Yanagida et al. reported that APLP-1 was also cleaved into three Aβ-like peptides [39]. As three ε-like cleavages are known, it is likely that APLP-1 is processed in three product lines by successive tripeptide release [30] (Figure 4). The transmembrane domain of mNotch-1 is cleaved by γ-secretase after ectodomain shedding to liberate NICD (S3 cleavage). NICD containing V1744 was found as the prominent species produced by S3 cleavage [55]. To date, it seems reasonable to suppose that there is a single cleavage site in S3. γ-Secretase also cleaves mNotch-1 at the lumen-membrane boundary (S4 cleavage) to release Notch β peptides (Nβ) (Figure 4) [40, 56, 57]. Fenofibrate treatment increased the proportion of Nβ25, but not that of Nβ21, which implies that Nβ25 and Nβ21 correspond to Aβ42 and Aβ40, respectively [57]. However, it is unlikely that several Nβ product lines exist in Notch processing because of the single S3 site. The production of Nβ species may not fit the tripeptide-processing model (Figure 4). CD44 is cleaved not only at the membrane-cytoplasm boundary, but also at the middle of the transmembrane domain, which results in the release of Aβ-like peptides [33, 41]. Similar to Notch, the processing of the CD44 transmembrane domain may not fit the tripeptide-processing model (Figure 4).

7. Conclusion and Perspectives

The tripeptide hypothesis was confirmed in the processing of the APP transmembrane domain, which accounts for the production of Aβ species. Although the physiological significance of the multiple cleavage of the transmembrane domain is unknown, it is important to illustrate the cleavage mechanisms of other γ-secretase substrates, because the limitation of this stepwise mechanism would help to elucidate the substrate-specific inhibition of Aβ production. As shown in Figure 4, APLP-1 may be cleaved by tripeptide release; however, Notch and CD44 do not fit this processing model [40, 41]. γ-Secretase is widely believed to be a promiscuous protease; however, the cleavage mechanisms of APP and Notch, at least, seem to be different (Figure 4), which indicates that γ-secretase distinguishes substrates during proteolysis.

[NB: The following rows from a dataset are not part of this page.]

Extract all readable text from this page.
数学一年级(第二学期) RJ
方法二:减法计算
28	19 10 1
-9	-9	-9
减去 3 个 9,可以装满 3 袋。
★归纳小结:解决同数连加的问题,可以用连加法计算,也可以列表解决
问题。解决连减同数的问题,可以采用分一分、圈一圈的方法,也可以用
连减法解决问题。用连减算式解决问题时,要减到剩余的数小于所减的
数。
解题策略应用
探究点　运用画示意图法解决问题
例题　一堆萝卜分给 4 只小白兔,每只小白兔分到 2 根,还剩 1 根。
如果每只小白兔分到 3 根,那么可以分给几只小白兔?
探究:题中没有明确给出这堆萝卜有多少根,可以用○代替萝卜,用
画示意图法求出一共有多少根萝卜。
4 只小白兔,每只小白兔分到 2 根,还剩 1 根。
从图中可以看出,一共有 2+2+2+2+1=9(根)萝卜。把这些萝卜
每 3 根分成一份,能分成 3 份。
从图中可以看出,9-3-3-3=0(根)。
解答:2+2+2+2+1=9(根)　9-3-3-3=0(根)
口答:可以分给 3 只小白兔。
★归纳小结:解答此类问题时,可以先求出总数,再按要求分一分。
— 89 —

Perhaps absence of helix breaker glycine residues in mid-portion of transmembrane domain allows multiple S4 cleavages even after single S3 cleavage in Notch. From this point of view, uncovering the mechanisms underlying γ-secretase-dependent cleavage offers a basis for new therapeutic approaches that are aimed at substrate-specific Aβ inhibition.


Aβ:Amyloid β protein
AICD: APP intracellular domain
APP:Amyloid precursor protein
βCTF: Carboxyl terminal fragment of APP
DAPT: N-[N-(3,5-difluorophenacetyl)-L-alanyl]-(S)-phenylglycine t-butyl ester
FAD: Familial Alzheimer’s disease
LC-MS/MS:Liquid chromatography-tandem mass spectrometry
Nβ: Notch β peptide
NICD: Notch intracellular domain
PS: Presenilin.


The authors thank Nobuto Kakuda for critical comments on this paper. Work in the authors’ laboratories is supported in part by the Core Research for Evolutional Science and Technology of JST and by MEXT-Supported Program for the Strategic Research Foundation at Private Universities 2012–2016.